Article – Partie réglementaire du Code général de la fonction publique et dialogue social, quels changements?
Céline Berthier, juriste, consultante au centre de droit JuriSanté du CNEH
Article paru dans la revue Gestions hospitalières n° 642 – janvier 2025, pp. 59-62
Engagée depuis 1997, la codification du droit de la fonction publique vient de connaître une nouvelle avancée avec la publication des deux premiers livres de la partie réglementaire du Code général de la fonction publique (CGFP). Prolongation de la partie législative édictée en mars 2022 [1], les livres Ier (Droits, obligations et protections) et II (Exercice du droit syndical et dialogue social) ont été publiés le 19 novembre dernier [2] pour une entrée en vigueur le 1er février 2025.
Ces chapitres réglementaires affichent les mêmes objectifs : une codification à droit constant, une réaffirmation du caractère unitaire du droit de la fonction publique et un renforcement de l’intelligibilité et de l’opérationnalité des règles applicables. Concrètement, cette nouvelle codification représente
l’intégration de 43 décrets, entraînant fusions de dispositions, abrogation de textes obsolètes, renvois actualisés et clarification de certaines mesures. Alors quels changements pour les domaines concernés, plus particulièrement le dialogue social, et quels impacts pour la gestion hospitalière ?
Selon la Direction générale de l’administration et de la fonction publique (DGAFP), cette codification réglementaire apporte simplification sans changement des règles en vigueur, à l’exception de quelques modifications nécessaires de l’ordre d’une vingtaine d’articles sur un total de 1 867 portant sur la gestion
des dossiers individuels des agents publics, l’élection des représentants du personnel au sein des comités sociaux ou encore les subventions et facilités accordées aux organisations syndicales.

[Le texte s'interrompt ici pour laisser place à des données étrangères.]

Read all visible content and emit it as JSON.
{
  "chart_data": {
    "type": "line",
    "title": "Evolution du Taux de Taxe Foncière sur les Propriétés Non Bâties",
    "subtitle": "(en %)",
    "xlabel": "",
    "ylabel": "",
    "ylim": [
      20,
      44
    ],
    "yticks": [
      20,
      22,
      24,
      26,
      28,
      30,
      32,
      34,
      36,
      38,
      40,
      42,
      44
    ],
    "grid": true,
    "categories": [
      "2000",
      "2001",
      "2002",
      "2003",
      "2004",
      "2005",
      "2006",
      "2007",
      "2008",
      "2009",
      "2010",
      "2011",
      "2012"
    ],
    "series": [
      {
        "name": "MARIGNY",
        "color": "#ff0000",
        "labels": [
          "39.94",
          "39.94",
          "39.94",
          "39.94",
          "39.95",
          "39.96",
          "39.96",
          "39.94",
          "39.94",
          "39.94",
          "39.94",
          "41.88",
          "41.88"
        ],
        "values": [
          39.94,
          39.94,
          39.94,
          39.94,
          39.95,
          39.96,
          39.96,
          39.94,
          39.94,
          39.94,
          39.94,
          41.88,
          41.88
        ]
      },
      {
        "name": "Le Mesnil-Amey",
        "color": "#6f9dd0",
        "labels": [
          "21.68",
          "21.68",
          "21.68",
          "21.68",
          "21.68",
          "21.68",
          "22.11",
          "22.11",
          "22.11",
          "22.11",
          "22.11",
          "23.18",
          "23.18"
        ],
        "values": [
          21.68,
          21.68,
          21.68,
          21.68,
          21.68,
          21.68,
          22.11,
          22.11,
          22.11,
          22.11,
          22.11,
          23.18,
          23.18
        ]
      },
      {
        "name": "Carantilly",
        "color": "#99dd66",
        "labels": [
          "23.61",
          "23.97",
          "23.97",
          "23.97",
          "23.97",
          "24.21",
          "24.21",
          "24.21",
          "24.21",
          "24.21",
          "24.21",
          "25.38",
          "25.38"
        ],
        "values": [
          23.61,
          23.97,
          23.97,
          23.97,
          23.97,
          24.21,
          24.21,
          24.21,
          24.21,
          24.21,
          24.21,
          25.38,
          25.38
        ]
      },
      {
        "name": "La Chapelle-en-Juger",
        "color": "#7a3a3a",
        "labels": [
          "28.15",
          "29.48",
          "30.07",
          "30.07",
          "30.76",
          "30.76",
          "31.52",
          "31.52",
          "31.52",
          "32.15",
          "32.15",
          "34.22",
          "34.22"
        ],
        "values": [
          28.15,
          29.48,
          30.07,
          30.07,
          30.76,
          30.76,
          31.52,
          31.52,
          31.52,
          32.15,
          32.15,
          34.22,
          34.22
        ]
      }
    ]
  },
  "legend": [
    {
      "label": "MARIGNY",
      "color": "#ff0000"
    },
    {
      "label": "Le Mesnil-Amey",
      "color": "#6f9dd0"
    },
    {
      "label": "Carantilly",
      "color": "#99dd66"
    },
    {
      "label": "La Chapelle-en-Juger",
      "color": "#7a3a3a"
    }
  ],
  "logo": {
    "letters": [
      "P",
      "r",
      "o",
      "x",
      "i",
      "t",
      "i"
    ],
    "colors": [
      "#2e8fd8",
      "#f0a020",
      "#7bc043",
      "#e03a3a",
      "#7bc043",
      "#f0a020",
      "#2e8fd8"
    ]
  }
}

Si ces mesures nouvelles ont l’avantage de corriger quelques vides juridiques et de clarifier l’action des gestionnaires dans les domaines concernés, d’autres restent en attente et force est de constater qu’à première vue, la simplification opérée n’est pas si évidente.
Simple formalisation, avancée notable ou rendez-vous manqué, difficile de qualifier l’avènement de ces deux livres réglementaires du CGFP, qui deviennent pourtant la norme applicable d’ici quelques jours.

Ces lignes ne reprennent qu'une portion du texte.